Com isso, o Estado deveria se abster, apenas devendo vigiar, ser simples “gendarme”. Esse prisma abstrato da liberdade e igualdade entre os homens foi duramente criticado pelos socialistas. Pois, segundo José Afonso da Silva, “apesar de retoricamente afirmadas e reconhecidas, permitiam medrassem a injustiça e a iniquidade na repartição da riqueza, e prosperasse a miséria das massas proletárias” (1992, p. 147)
O “Manifesto Comunista”, escrito em 1848 por Marx e Engels, é comparado por Harold Laski, por sua influência, com a Declaração de Independência americana e com a Declaração dos Direitos de 1789, pois foi o documento político mais importante na crítica socialista ao regime liberal-burguês.(Apud SILVA, 1992, p.148)

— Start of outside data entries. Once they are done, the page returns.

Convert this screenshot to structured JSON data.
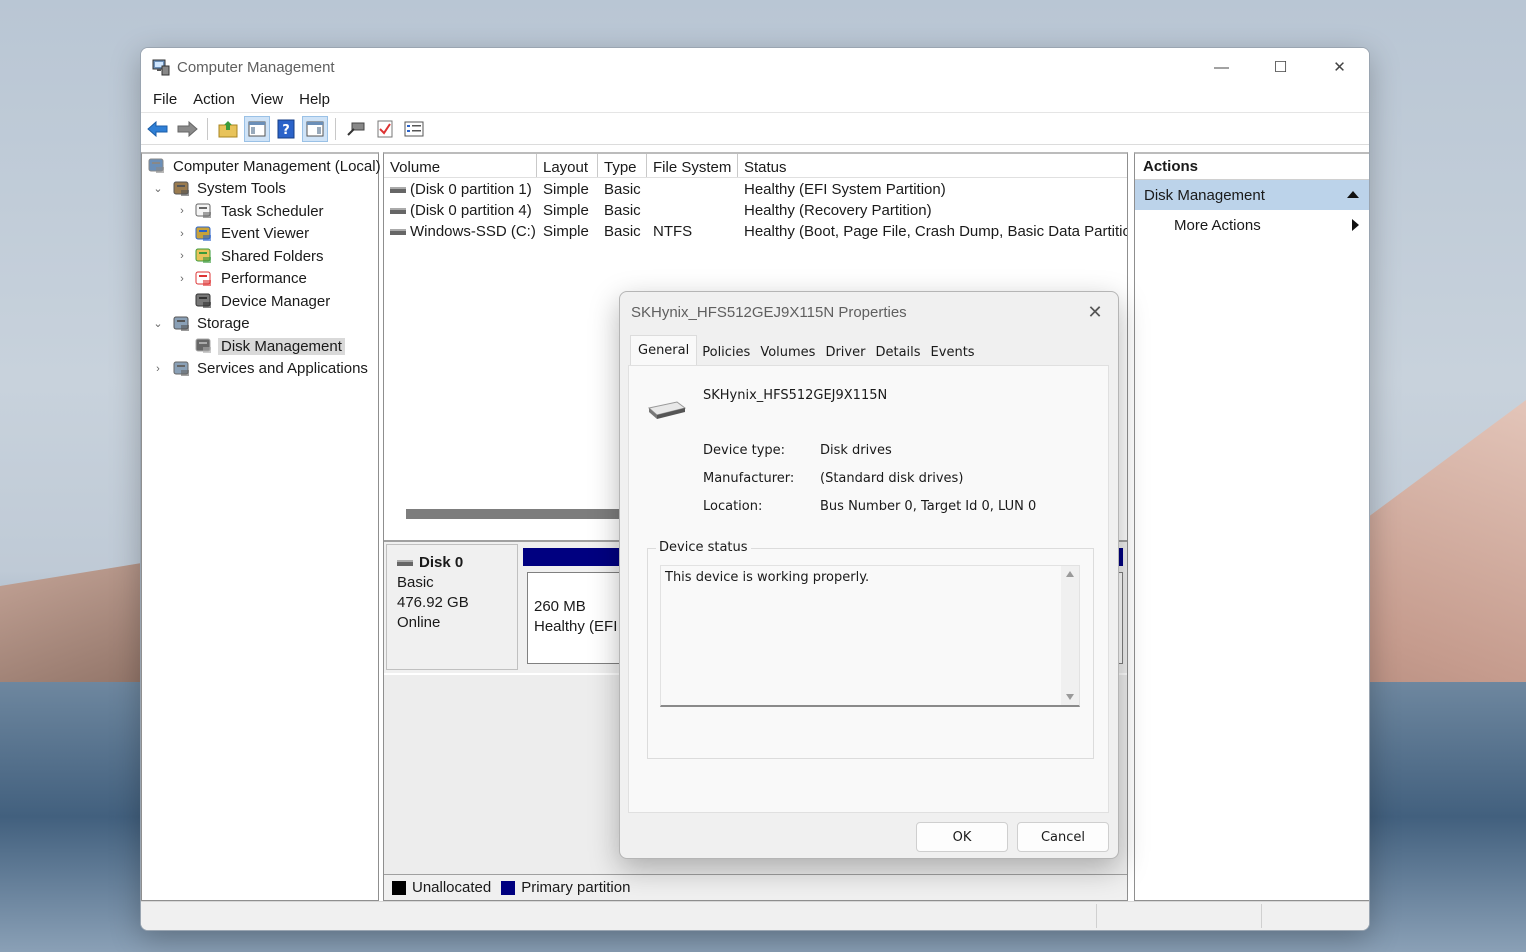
{
  "window": {
    "title": "Computer Management",
    "controls": {
      "minimize": "—",
      "maximize": "☐",
      "close": "✕"
    }
  },
  "menu": [
    "File",
    "Action",
    "View",
    "Help"
  ],
  "toolbar": {
    "icons": [
      "back-arrow-icon",
      "forward-arrow-icon",
      "up-folder-icon",
      "show-hide-tree-icon",
      "help-icon",
      "show-hide-action-pane-icon",
      "connect-icon",
      "check-icon",
      "properties-icon"
    ]
  },
  "tree": [
    {
      "label": "Computer Management (Local)",
      "level": 0,
      "expander": "",
      "icon": "computer-management-icon"
    },
    {
      "label": "System Tools",
      "level": 1,
      "expander": "⌄",
      "icon": "tools-icon"
    },
    {
      "label": "Task Scheduler",
      "level": 2,
      "expander": "›",
      "icon": "clock-icon"
    },
    {
      "label": "Event Viewer",
      "level": 2,
      "expander": "›",
      "icon": "event-viewer-icon"
    },
    {
      "label": "Shared Folders",
      "level": 2,
      "expander": "›",
      "icon": "shared-folder-icon"
    },
    {
      "label": "Performance",
      "level": 2,
      "expander": "›",
      "icon": "performance-icon"
    },
    {
      "label": "Device Manager",
      "level": 2,
      "expander": "",
      "icon": "device-manager-icon"
    },
    {
      "label": "Storage",
      "level": 1,
      "expander": "⌄",
      "icon": "storage-icon"
    },
    {
      "label": "Disk Management",
      "level": 2,
      "expander": "",
      "icon": "disk-icon",
      "selected": true
    },
    {
      "label": "Services and Applications",
      "level": 1,
      "expander": "›",
      "icon": "services-icon"
    }
  ],
  "volumes": {
    "headers": [
      "Volume",
      "Layout",
      "Type",
      "File System",
      "Status"
    ],
    "rows": [
      [
        "(Disk 0 partition 1)",
        "Simple",
        "Basic",
        "",
        "Healthy (EFI System Partition)"
      ],
      [
        "(Disk 0 partition 4)",
        "Simple",
        "Basic",
        "",
        "Healthy (Recovery Partition)"
      ],
      [
        "Windows-SSD (C:)",
        "Simple",
        "Basic",
        "NTFS",
        "Healthy (Boot, Page File, Crash Dump, Basic Data Partition)"
      ]
    ]
  },
  "disk": {
    "name": "Disk 0",
    "type": "Basic",
    "size": "476.92 GB",
    "state": "Online",
    "partition_size": "260 MB",
    "partition_status": "Healthy (EFI S"
  },
  "legend": [
    {
      "label": "Unallocated",
      "color": "#000000"
    },
    {
      "label": "Primary partition",
      "color": "#000080"
    }
  ],
  "actions": {
    "header": "Actions",
    "section": "Disk Management",
    "item": "More Actions"
  },
  "dialog": {
    "title": "SKHynix_HFS512GEJ9X115N Properties",
    "tabs": [
      "General",
      "Policies",
      "Volumes",
      "Driver",
      "Details",
      "Events"
    ],
    "device_name": "SKHynix_HFS512GEJ9X115N",
    "props": [
      {
        "label": "Device type:",
        "value": "Disk drives"
      },
      {
        "label": "Manufacturer:",
        "value": "(Standard disk drives)"
      },
      {
        "label": "Location:",
        "value": "Bus Number 0, Target Id 0, LUN 0"
      }
    ],
    "status_group": "Device status",
    "status_text": "This device is working properly.",
    "ok": "OK",
    "cancel": "Cancel"
  },
  "colors": {
    "primary_partition": "#000080",
    "selection": "#bcd3ea"
  }
}
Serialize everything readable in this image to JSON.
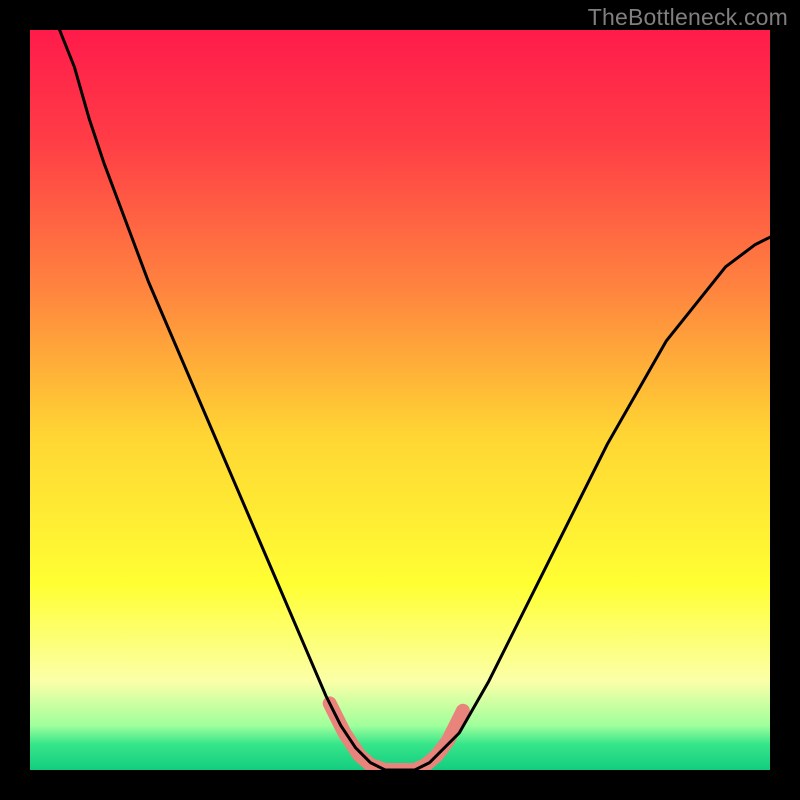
{
  "watermark": "TheBottleneck.com",
  "chart_data": {
    "type": "line",
    "title": "",
    "xlabel": "",
    "ylabel": "",
    "xlim": [
      0,
      100
    ],
    "ylim": [
      0,
      100
    ],
    "gradient_stops": [
      {
        "offset": 0.0,
        "color": "#ff1b4b"
      },
      {
        "offset": 0.15,
        "color": "#ff3d46"
      },
      {
        "offset": 0.35,
        "color": "#ff843f"
      },
      {
        "offset": 0.55,
        "color": "#ffd633"
      },
      {
        "offset": 0.75,
        "color": "#ffff33"
      },
      {
        "offset": 0.88,
        "color": "#fbffa8"
      },
      {
        "offset": 0.94,
        "color": "#9fff9c"
      },
      {
        "offset": 0.965,
        "color": "#37e58a"
      },
      {
        "offset": 1.0,
        "color": "#12cd7f"
      }
    ],
    "series": [
      {
        "name": "primary-curve",
        "color": "#000000",
        "stroke_width": 3,
        "x": [
          4,
          6,
          8,
          10,
          13,
          16,
          19,
          22,
          25,
          28,
          31,
          34,
          37,
          40,
          42,
          44,
          46,
          48,
          50,
          52,
          54,
          58,
          62,
          66,
          70,
          74,
          78,
          82,
          86,
          90,
          94,
          98,
          100
        ],
        "y": [
          100,
          95,
          88,
          82,
          74,
          66,
          59,
          52,
          45,
          38,
          31,
          24,
          17,
          10,
          6,
          3,
          1,
          0,
          0,
          0,
          1,
          5,
          12,
          20,
          28,
          36,
          44,
          51,
          58,
          63,
          68,
          71,
          72
        ]
      },
      {
        "name": "valley-highlight",
        "color": "#e9847c",
        "stroke_width": 14,
        "x": [
          40.5,
          41.5,
          42.5,
          43.5,
          44.5,
          46,
          48,
          50,
          52,
          53.5,
          55,
          56.5,
          57.5,
          58.5
        ],
        "y": [
          9,
          7,
          5,
          3.5,
          2,
          0.7,
          0,
          0,
          0,
          0.7,
          2,
          4,
          6,
          8
        ]
      }
    ],
    "annotations": []
  }
}
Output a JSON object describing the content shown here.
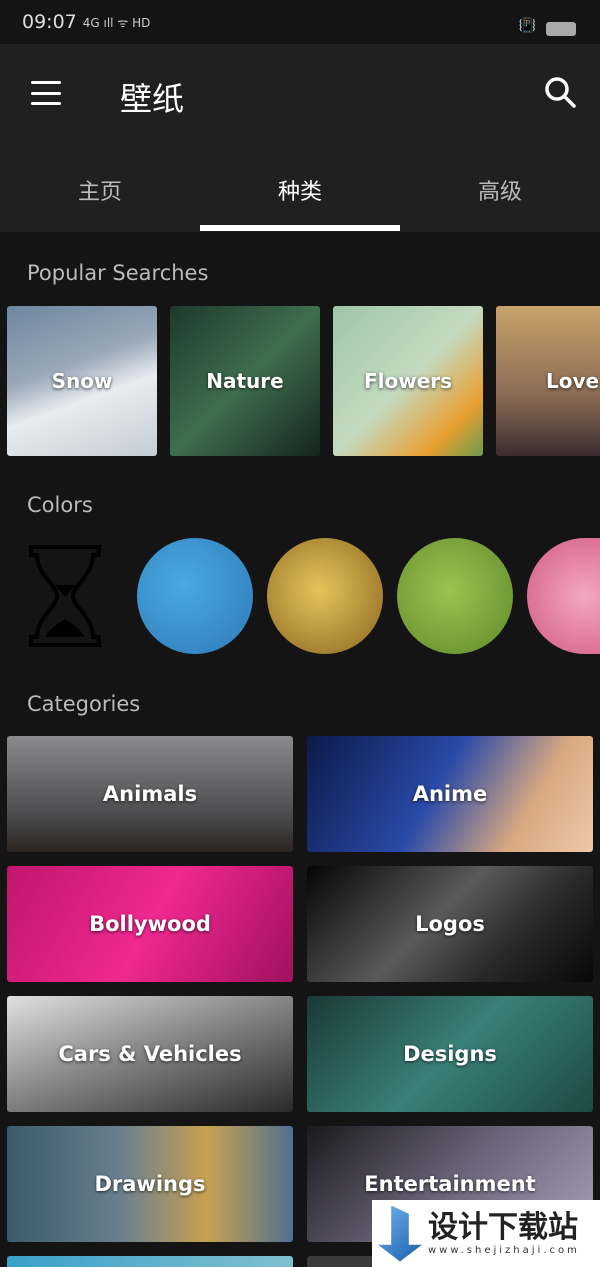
{
  "status": {
    "time": "09:07",
    "indicators": "4G ıll ᯤ HD"
  },
  "appbar": {
    "title": "壁纸",
    "menu_icon": "hamburger-icon",
    "search_icon": "search-icon"
  },
  "tabs": [
    {
      "label": "主页"
    },
    {
      "label": "种类",
      "active": true
    },
    {
      "label": "高级"
    }
  ],
  "popular": {
    "heading": "Popular Searches",
    "items": [
      {
        "label": "Snow"
      },
      {
        "label": "Nature"
      },
      {
        "label": "Flowers"
      },
      {
        "label": "Love"
      }
    ]
  },
  "colors": {
    "heading": "Colors",
    "swatches": [
      "#3a8fcc",
      "#b8902e",
      "#7fa63a",
      "#e88aa8"
    ]
  },
  "categories": {
    "heading": "Categories",
    "items": [
      {
        "label": "Animals"
      },
      {
        "label": "Anime"
      },
      {
        "label": "Bollywood"
      },
      {
        "label": "Logos"
      },
      {
        "label": "Cars & Vehicles"
      },
      {
        "label": "Designs"
      },
      {
        "label": "Drawings"
      },
      {
        "label": "Entertainment"
      },
      {
        "label": ""
      },
      {
        "label": ""
      }
    ]
  },
  "watermark": {
    "title": "设计下载站",
    "url": "www.shejizhaji.com"
  }
}
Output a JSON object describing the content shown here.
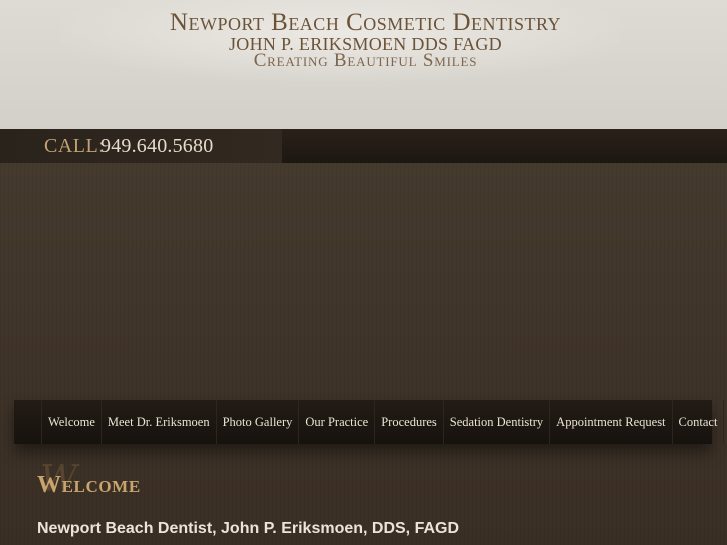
{
  "header": {
    "title": "Newport Beach Cosmetic Dentistry",
    "subtitle": "JOHN P. ERIKSMOEN DDS FAGD",
    "tagline": "Creating Beautiful Smiles"
  },
  "call_bar": {
    "label": "CALL:",
    "phone": "949.640.5680"
  },
  "nav": {
    "items": [
      {
        "label": "Welcome"
      },
      {
        "label": "Meet Dr. Eriksmoen"
      },
      {
        "label": "Photo Gallery"
      },
      {
        "label": "Our Practice"
      },
      {
        "label": "Procedures"
      },
      {
        "label": "Sedation Dentistry"
      },
      {
        "label": "Appointment Request"
      },
      {
        "label": "Contact"
      }
    ]
  },
  "content": {
    "welcome_script": "W",
    "heading": "Welcome",
    "subheading": "Newport Beach Dentist, John P. Eriksmoen, DDS, FAGD"
  },
  "colors": {
    "header_bg": "#d8d4ce",
    "title_brown": "#6b5338",
    "gold_accent": "#c9a46e",
    "body_bg": "#3f3328",
    "nav_bg": "#1c1712"
  }
}
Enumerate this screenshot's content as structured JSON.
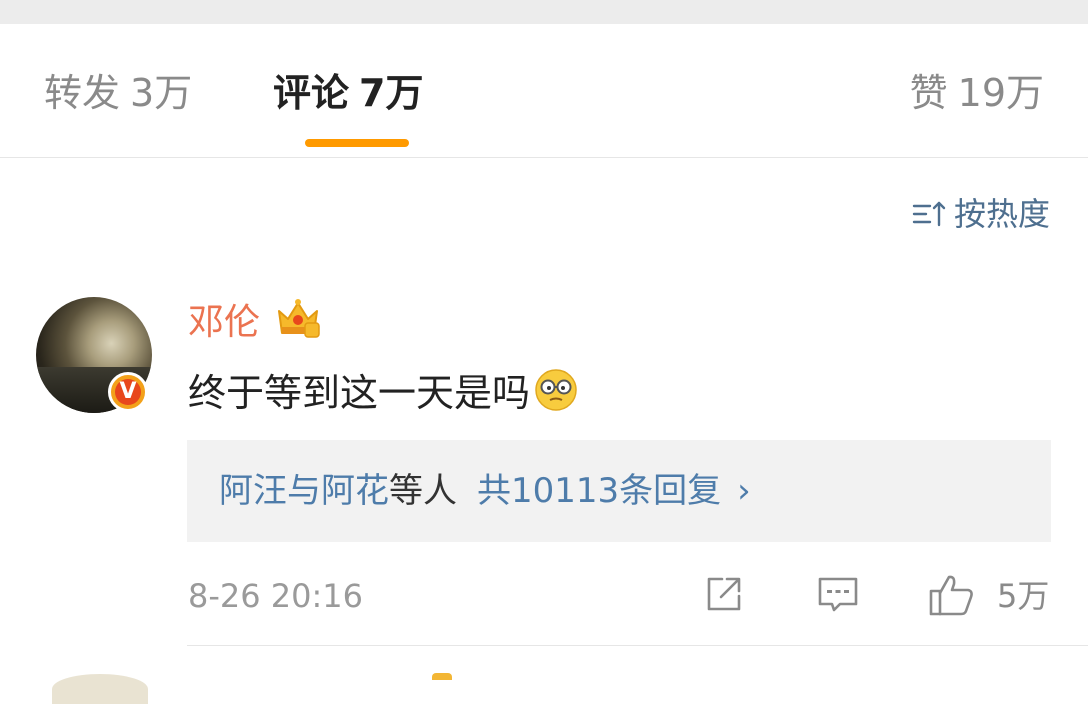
{
  "tabs": {
    "forward": {
      "label": "转发",
      "count": "3万"
    },
    "comment": {
      "label": "评论",
      "count": "7万"
    },
    "like": {
      "label": "赞",
      "count": "19万"
    }
  },
  "sort": {
    "label": "按热度",
    "icon": "sort-icon"
  },
  "comment": {
    "username": "邓伦",
    "verified_badge": "V",
    "content": "终于等到这一天是吗",
    "reply_summary": {
      "names": "阿汪与阿花",
      "suffix": "等人",
      "count_text": "共10113条回复",
      "chevron": "›"
    },
    "time": "8-26 20:16",
    "like_count": "5万"
  },
  "colors": {
    "accent": "#ff9a00",
    "username": "#eb7350",
    "link": "#4e7caa"
  }
}
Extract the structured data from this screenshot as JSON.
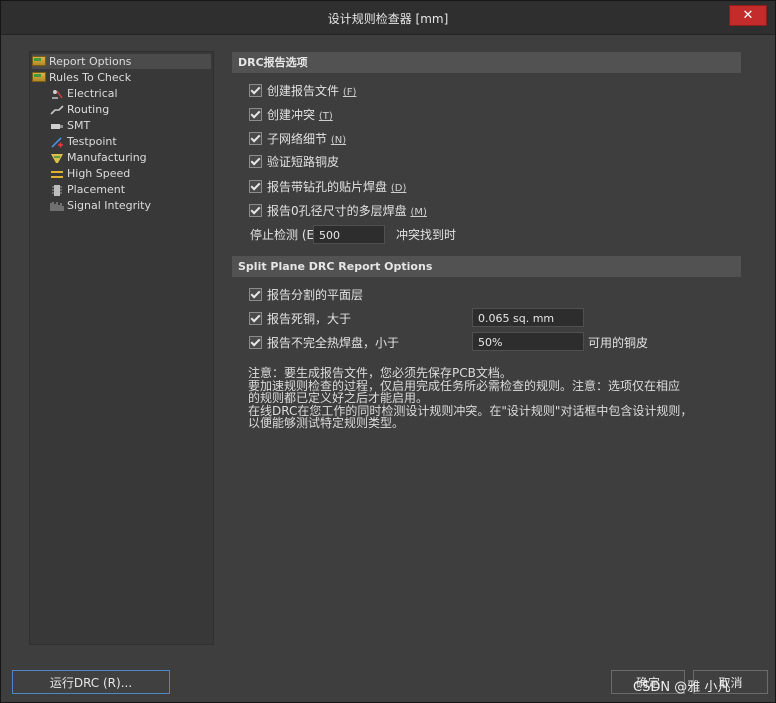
{
  "window": {
    "title": "设计规则检查器 [mm]",
    "close_label": "✕"
  },
  "tree": {
    "items": [
      {
        "label": "Report Options",
        "icon": "folder-report-icon"
      },
      {
        "label": "Rules To Check",
        "icon": "folder-rules-icon"
      },
      {
        "label": "Electrical",
        "icon": "electrical-icon"
      },
      {
        "label": "Routing",
        "icon": "routing-icon"
      },
      {
        "label": "SMT",
        "icon": "smt-icon"
      },
      {
        "label": "Testpoint",
        "icon": "testpoint-icon"
      },
      {
        "label": "Manufacturing",
        "icon": "manufacturing-icon"
      },
      {
        "label": "High Speed",
        "icon": "high-speed-icon"
      },
      {
        "label": "Placement",
        "icon": "placement-icon"
      },
      {
        "label": "Signal Integrity",
        "icon": "signal-integrity-icon"
      }
    ]
  },
  "drc_section": {
    "header": "DRC报告选项",
    "options": [
      {
        "label": "创建报告文件",
        "shortcut": "(F)"
      },
      {
        "label": "创建冲突",
        "shortcut": "(T)"
      },
      {
        "label": "子网络细节",
        "shortcut": "(N)"
      },
      {
        "label": "验证短路铜皮",
        "shortcut": ""
      },
      {
        "label": "报告带钻孔的贴片焊盘",
        "shortcut": "(D)"
      },
      {
        "label": "报告0孔径尺寸的多层焊盘",
        "shortcut": "(M)"
      }
    ],
    "stop_label": "停止检测 (E",
    "stop_value": "500",
    "stop_suffix": "冲突找到时"
  },
  "split_section": {
    "header": "Split Plane DRC Report Options",
    "opt1": "报告分割的平面层",
    "opt2": "报告死铜，大于",
    "opt2_value": "0.065 sq. mm",
    "opt3": "报告不完全热焊盘，小于",
    "opt3_value": "50%",
    "opt3_suffix": "可用的铜皮"
  },
  "notes": [
    "注意：要生成报告文件，您必须先保存PCB文档。",
    "要加速规则检查的过程，仅启用完成任务所必需检查的规则。注意：选项仅在相应",
    "的规则都已定义好之后才能启用。",
    "在线DRC在您工作的同时检测设计规则冲突。在\"设计规则\"对话框中包含设计规则，",
    "以便能够测试特定规则类型。"
  ],
  "buttons": {
    "run": "运行DRC (R)...",
    "ok": "确定",
    "cancel": "取消"
  },
  "watermark": "CSDN @雅 小凡"
}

É a partir do Manifesto que essa visão crítica passa a ser fundamentada em bases teóricas, tornando-se mais coerente, provocando o aparecimento de outras correntes e outros documentos, como a Encíclica Rerum Novarum de 1891, elaborada pelo Papa Leão XIII.
Segundo Alexandre de Moraes:
“A Declaração Soviética dos Direitos do Povo Trabalhador e Explorado, pelas próprias circunstâncias que idealizaram a Revolução de 1917, visava suprimir toda a exploração do homem pelo homem, a abolir completamente a divisão da sociedade em classes, a esmagar implacavelmente todos os exploradores, a instaurar a organização socialista da sociedade e fazer triunfar o socialismo em todos os países.” (2010, p. 13)
Entre os seus preceitos, podemos destacar não ter se limitado a reconhecer direitos econômicos e sociais, efetivamente realizou uma nova concepção da sociedade e do Estado, também trouxe uma nova concepção de direitos, que buscasse libertar o homem de uma vez por todas de qualquer forma de opressão.
Outro ponto relevante foi a abolição do direito de propriedade privada, com todas as terras privadas passando a ser propriedade nacional e entregues aos trabalhadores sem qualquer espécie de resgate, na base da repartição igualitária em usufruto.
5.3. Constituição Soviética (Lei Fundamental), 1918
Em seu artigo 22 proclamou o princípio da igualdade, independentemente de raça ou nacionalidade. Além disso, anunciou em seu artigo 16 a prestação de assistência material e outras formas de apoio aos operários e aos camponeses mais pobres, a fim de concretizar a igualdade.
Contudo, Alexandre de Moraes faz importante ressalva:
“Apesar desses direitos, a Lei Fundamental Soviética avança em sentido oposto à evolução dos direitos e garantias fundamentais da pessoa humana, ao privar em seu art. 23. os indivíduos e os grupos particulares dos direitos de que poderiam usar em detrimento dos interesses da revolução socialista, ou ainda ao centralizar a informação e a obrigatoriedade do trabalho (art. 14) com o princípio quem não trabalha não come” (2011, p. 24).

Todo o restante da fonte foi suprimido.